PF suspeita de ‘circuito fechado’ e fragmentação proposital de valores para ocultar verbas públicas em filme sobre Bolsonaro
Por Vinícius Cassela, g1

As investigações da Polícia Federal (PF) que resultaram, na manhã desta quinta-feira (10), na operação relacionada ao financiamento do filme “Dark Horse”, que conta a história do ex-presidente Jair Bolsonaro, apontam que o esquema para fraudar emendas parlamentares era formado por uma teia de empresas que distribuíam os repasses.
Karina Gama, produtora do filme, e o deputado federal Mario Frias (PL-SP) são alvos da ação. Duas entidades de propriedade de Karina também foram alvos de buscas de agentes da PF: o Instituto Conhecer Brasil (ICB) e a Academia Nacional de Cultura (ANC).
O caso está sob relatoria do ministro Flávio Dino, do Supremo Tribunal Federal (STF).
➡️ Dino é o responsável por autorizar esse tipo de ação porque ele é o relator de processos no Supremo que investigam irregularidades no repasse desses recursos públicos, enviados por parlamentares para suas bases eleitorais.
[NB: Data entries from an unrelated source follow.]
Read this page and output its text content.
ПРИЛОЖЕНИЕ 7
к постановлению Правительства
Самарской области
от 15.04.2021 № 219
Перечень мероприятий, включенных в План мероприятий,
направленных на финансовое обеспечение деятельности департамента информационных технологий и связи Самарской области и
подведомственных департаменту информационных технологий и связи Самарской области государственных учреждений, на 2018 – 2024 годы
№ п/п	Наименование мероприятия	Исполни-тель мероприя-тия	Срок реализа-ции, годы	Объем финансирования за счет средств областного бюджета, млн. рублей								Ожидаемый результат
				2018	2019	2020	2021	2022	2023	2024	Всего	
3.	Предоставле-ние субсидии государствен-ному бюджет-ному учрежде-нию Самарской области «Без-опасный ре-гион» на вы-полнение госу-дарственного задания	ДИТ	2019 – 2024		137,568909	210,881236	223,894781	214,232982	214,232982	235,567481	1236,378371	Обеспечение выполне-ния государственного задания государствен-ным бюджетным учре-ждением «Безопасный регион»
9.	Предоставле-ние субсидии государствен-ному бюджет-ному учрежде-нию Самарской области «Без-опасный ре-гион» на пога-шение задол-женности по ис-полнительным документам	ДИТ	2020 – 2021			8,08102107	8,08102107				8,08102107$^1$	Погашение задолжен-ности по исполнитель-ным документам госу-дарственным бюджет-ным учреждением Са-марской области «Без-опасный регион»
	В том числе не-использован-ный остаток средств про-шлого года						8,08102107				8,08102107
A operação não tem mandados de prisão, apenas de busca e apreensão. A empresa produtora do filme, Go Up, não está na mira dos mandados.
De acordo com a decisão que embasou a operação da PF, o dinheiro das emendas parlamentares enviadas por Frias percorria um “circuito fechado” entre as empresas investigadas com o intuito de fragmentar os repasses e dificultar a rastreabilidade.
“Essa circulação de recursos entre o parlamentar, a entidade executora, a empresa contratada e outra organização beneficiária não se compatibiliza com relações negociais independentes e economicamente justificadas”, justificou a PF.
A PF ainda classificou o esquema e os participantes como “organização criminosa” que buscava ocultar verbas públicas.
“Em verdade, há fortes indícios de uma única organização criminosa, estruturada para captar, disseminar e ocultar recursos provenientes de verbas públicas”, apontou.
As investigações ainda apontam que as contratações relacionadas às emendas evidenciam uma “atuação coordenada”.
“Em vez de agentes econômicos independentes contratando entre si em condições de mercado, o que se observa é a atuação coordenada de entes formalmente distintos, mas materialmente integrados por interesses comuns e por um fluxo financeiro sem justificativa negocial consistente”, disse.
A TV Globo entrou em contato com Mario Frias e com a defesa de Karina Gama, mas ainda não obteve resposta.